From then on I decided that answering with love and charity would be my respond

  1. When someone says “Your hands are full!” or “Are all these yours? I usually respond “Yes they are! I try to say this with a laugh or a smile, then we are typically followed by a long stare as my family and I walk on.
  2. When someone says ” I could never do it!” or “How do you do it!” I say a few different things, I’ll bet you could my kids are awesome! This sends a clear smashes the lie that kids are a burden and that people are helpless. It also reassures our kids (who are constantly getting scrutinized) that their mom and dad think they they are wonderful!
  3. When someone asks about our family size in reference to a Boy I usually say, ” We are leaving the number of our children up to God”, or “Whatever God wills” and sometimes I say “God willing someday we will have a boy! We would love to have a boy!”

How to respond to comments about your kids: How to Cope with Axioms

The important thing to remember is that the impulse of a stranger or a friend, doesn’t necessary sum up their complete thoughts of your or your family, nor does it give you the right to be negatively effected by it.

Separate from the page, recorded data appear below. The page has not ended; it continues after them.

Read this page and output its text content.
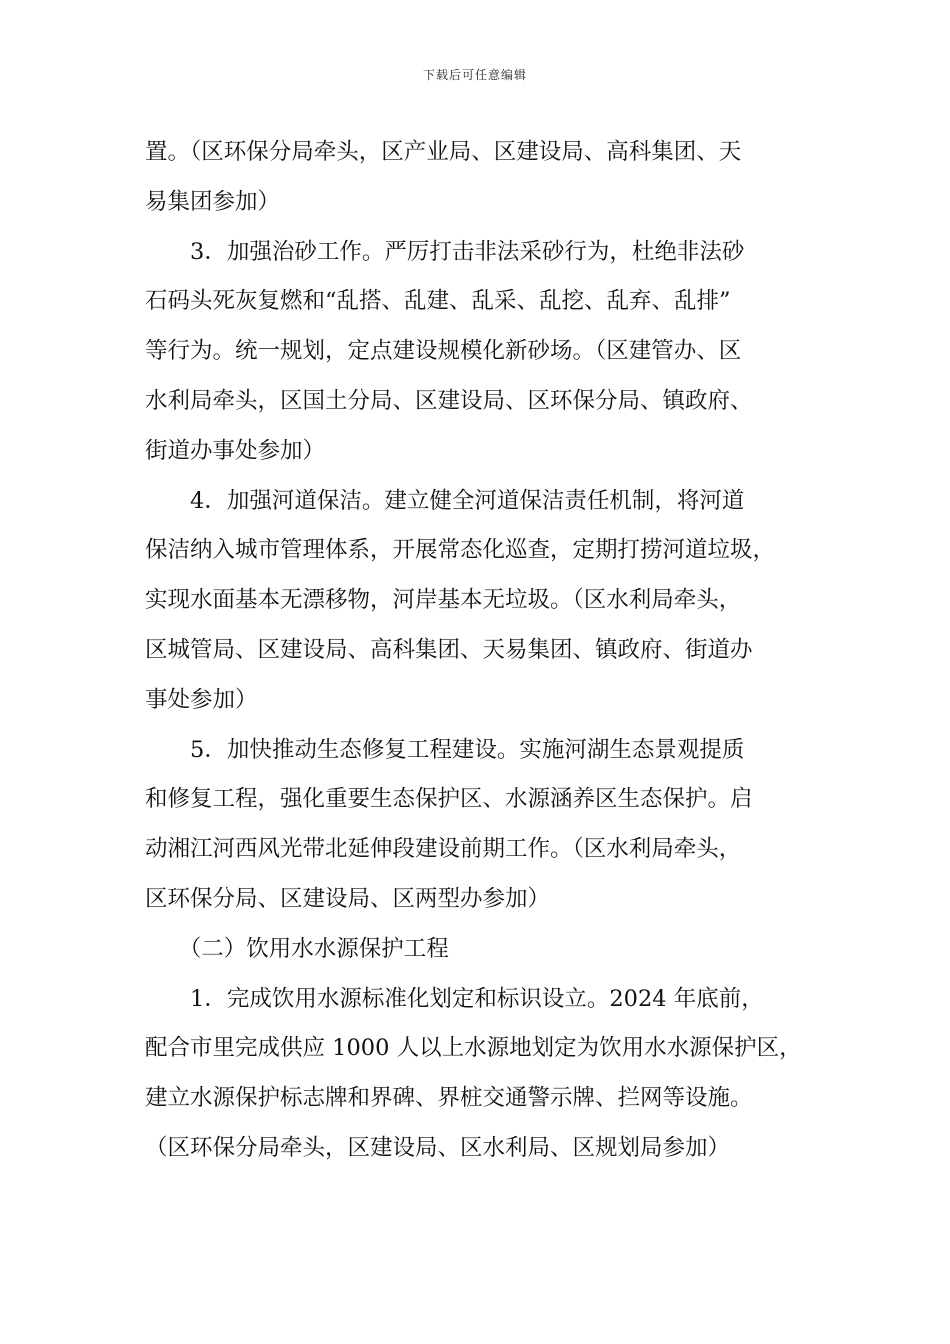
下载后可任意编辑

置。（区环保分局牵头，区产业局、区建设局、高科集团、天
易集团参加）

　　3．加强治砂工作。严厉打击非法采砂行为，杜绝非法砂
石码头死灰复燃和“乱搭、乱建、乱采、乱挖、乱弃、乱排”
等行为。统一规划，定点建设规模化新砂场。（区建管办、区
水利局牵头，区国土分局、区建设局、区环保分局、镇政府、
街道办事处参加）

　　4．加强河道保洁。建立健全河道保洁责任机制，将河道
保洁纳入城市管理体系，开展常态化巡查，定期打捞河道垃圾，
实现水面基本无漂移物，河岸基本无垃圾。（区水利局牵头，
区城管局、区建设局、高科集团、天易集团、镇政府、街道办
事处参加）

　　5．加快推动生态修复工程建设。实施河湖生态景观提质
和修复工程，强化重要生态保护区、水源涵养区生态保护。启
动湘江河西风光带北延伸段建设前期工作。（区水利局牵头，
区环保分局、区建设局、区两型办参加）

　　（二）饮用水水源保护工程

　　1．完成饮用水源标准化划定和标识设立。2024 年底前，
配合市里完成供应 1000 人以上水源地划定为饮用水水源保护区，
建立水源保护标志牌和界碑、界桩交通警示牌、拦网等设施。
（区环保分局牵头，区建设局、区水利局、区规划局参加）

God calls us to love our neighbor, even when we are annoyed or hurt.

Its helpful to see strangers as children of God who don’t yet know his blessings. Depending on the individual I encounter, I feel a sense of pity for strangers who are so surprised. Perhaps they are missing the joy of children.

The Key is to stay positive. View every encounter as an opportunity to shift the culture. You will bring light into the world through your family!

If you act like you hate your life, people will pick up on that! Not every public moment will be smooth, but strive to act how your heart really feels. Let your love for your children show and float to passer bys.